As the car changes lanes to let us pass, a passenger clambers on his seat and sticks his torso out of the sunroof. He starts to wave his arms enthusiastically, urging us to even greater speed. Ray complies.
That all happened in 1997, nearly 18 years ago. We were on our way to Le Mans for the Vingt-Quatre Heures in the very car Ray had raced at the Circuit de la Sarthe the year before. This was no replica but a genuine contemporary racing car made street legal, complete with number plates, road tax and something resembling a silencer (in the loosest sense – it was, as I recall, pretty loud).
It was quite a trip – surreal is a barely adequate description. It all began because Ray had a problem on his hands at the end of the 1996 race season.
Together with his GTC Racing team-mate James Weaver, Ray had won the BPR Global GT Endurance Series outright in a McLaren F1 GTR (chassis #012R). For the 1996 24 Hours of Le Mans, Ray and James were joined by JJ Lehto (who had won it the previous year in an F1 GTR), and finished the race in ninth place.
But at the end of the season, the BPR Global GT Endurance Series morphed into the FIA GT Championship and the rules changed: McLaren had to reconceive the F1 as a racing car rather than a modified road car and created the legendary 1997 F1 GTR ‘Longtail’.
The 1996 F1 GTR had moved into retirement. It couldn’t be raced but was too valuable to push into the dark corner of a dusty museum. While musing what to do with the car, Ray had a brainwave: let’s prove it really did start life as a road car.
‘I had the idea of making it road legal and turning it into a unique promotional tool, offering rides in a genuine Le Mans racer,’ he said.
Road tyres replaced the racing slicks, and it was given reversing lights, a rear fog lamp, a horn and that ‘silencer’. In the interests of comfort, the ride height was raised a few centimetres and softer springs were fitted. The ceramic brake discs were replaced by steel ones, the roll cage removed and a carbon fibre seat fitted to the left of the driver. That seat was mine for its inaugural road trip to the 1997 24 Hours of Le Mans.
The rest of the car was left pretty much as it was, meaning it could easily be converted back into a racer as and when required. The cockpit was racing-car stark, and with no sound deadening the only way to converse was via intercom. The brakes screeched, the big V12 sang, there was no luggage space and it was hot in there. But it was easily the most exhilarating ride I have ever had, full of snapshot memories.
For example, while it was adored on the other side of the Channel, our trip to Folkestone to catch the Shuttle was met with total indifference. I can still picture the sales rep who stared resolutely ahead as we overtook, as if being passed by a Le Mans-spec racing car on the M20 was an everyday occurrence. The acceleration, in particular, was unbelievable and it parted the traffic as if it were the Red Sea.
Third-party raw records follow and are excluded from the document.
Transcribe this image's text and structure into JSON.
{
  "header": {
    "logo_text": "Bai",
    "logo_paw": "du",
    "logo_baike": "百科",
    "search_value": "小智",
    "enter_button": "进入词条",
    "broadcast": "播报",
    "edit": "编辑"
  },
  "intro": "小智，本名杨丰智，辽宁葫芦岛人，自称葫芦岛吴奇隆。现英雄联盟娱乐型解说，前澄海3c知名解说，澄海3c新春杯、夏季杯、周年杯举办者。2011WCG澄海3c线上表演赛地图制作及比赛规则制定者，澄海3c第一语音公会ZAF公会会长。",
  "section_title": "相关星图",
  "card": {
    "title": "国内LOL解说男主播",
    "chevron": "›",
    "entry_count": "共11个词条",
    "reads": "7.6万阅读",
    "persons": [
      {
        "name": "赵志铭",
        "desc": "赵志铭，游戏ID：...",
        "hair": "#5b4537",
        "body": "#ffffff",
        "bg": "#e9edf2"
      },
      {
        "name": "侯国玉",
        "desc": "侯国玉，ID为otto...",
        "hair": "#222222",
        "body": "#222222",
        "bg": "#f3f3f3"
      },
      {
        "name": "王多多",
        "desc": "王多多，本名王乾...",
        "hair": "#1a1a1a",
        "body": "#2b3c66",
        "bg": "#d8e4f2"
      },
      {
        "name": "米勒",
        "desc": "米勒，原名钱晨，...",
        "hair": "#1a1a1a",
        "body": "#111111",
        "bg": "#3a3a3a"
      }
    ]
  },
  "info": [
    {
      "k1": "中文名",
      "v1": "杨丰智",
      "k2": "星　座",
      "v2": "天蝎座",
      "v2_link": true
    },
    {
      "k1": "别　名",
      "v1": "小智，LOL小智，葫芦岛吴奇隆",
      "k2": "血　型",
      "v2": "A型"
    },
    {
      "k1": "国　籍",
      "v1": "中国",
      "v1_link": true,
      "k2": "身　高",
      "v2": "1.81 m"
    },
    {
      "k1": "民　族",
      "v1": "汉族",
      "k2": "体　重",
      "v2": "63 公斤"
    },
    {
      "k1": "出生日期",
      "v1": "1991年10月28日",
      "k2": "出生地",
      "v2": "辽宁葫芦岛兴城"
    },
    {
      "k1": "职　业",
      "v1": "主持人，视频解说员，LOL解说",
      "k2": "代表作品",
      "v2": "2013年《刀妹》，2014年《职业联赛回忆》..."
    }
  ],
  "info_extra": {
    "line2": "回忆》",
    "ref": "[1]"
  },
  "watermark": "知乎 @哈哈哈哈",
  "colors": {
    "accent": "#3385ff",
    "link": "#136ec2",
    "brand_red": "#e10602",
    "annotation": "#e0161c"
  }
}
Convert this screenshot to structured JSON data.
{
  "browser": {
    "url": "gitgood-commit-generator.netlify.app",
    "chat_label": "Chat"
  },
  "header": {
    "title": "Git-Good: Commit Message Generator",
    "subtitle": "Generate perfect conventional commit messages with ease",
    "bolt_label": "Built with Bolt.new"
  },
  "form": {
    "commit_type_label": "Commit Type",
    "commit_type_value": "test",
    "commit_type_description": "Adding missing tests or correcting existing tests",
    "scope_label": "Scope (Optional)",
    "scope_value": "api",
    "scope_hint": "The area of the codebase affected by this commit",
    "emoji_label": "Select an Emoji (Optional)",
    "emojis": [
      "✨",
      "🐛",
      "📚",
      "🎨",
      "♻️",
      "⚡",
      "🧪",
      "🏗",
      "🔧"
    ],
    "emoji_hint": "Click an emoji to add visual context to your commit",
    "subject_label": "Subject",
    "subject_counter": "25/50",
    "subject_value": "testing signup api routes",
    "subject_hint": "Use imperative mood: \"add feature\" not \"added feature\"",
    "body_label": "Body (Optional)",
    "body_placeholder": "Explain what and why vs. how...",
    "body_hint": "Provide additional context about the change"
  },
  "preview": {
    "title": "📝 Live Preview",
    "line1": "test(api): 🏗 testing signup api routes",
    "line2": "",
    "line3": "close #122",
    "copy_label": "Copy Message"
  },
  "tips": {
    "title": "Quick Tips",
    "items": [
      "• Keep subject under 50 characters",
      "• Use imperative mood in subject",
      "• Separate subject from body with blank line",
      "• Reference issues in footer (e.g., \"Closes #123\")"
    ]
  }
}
‘I thought it would be a pig in traffic and that we’d be stopped by the police at every turn. None of that happened. I am amazed and genuinely impressed.’
Ray Bellm
Once at Le Mans we went our separate ways. I caught a train back to the UK, bunged some clothes into a bag and then drove back in something altogether more mundane (so mundane, I really can’t remember what it was).
Ray, meanwhile, got on with qualifying the GTC Racing F1 GTR ‘Longtail’. Alas, it wasn’t to be a glorious finale to the adventure: in contention for most of the race, the car was in a solid fourth place when it caught fire. Andrew Gilbert-Scott, who was at the wheel, bailed out unscathed.
The second GTC Racing F1 GTR ‘Longtail’, however, finished second, just one lap behind the winning sports prototype. Another ‘Longtail’ finished third, meaning McLaren placed first and second in the GT1 class, with the nearest opposition almost 30 laps behind.
Ray no longer owns his F1 GTR, but #012R is still in road-legal specification and recently starred at the 73rd Goodwood Members’ Meeting as part of the largest ever gathering of McLaren F1 GTR race cars.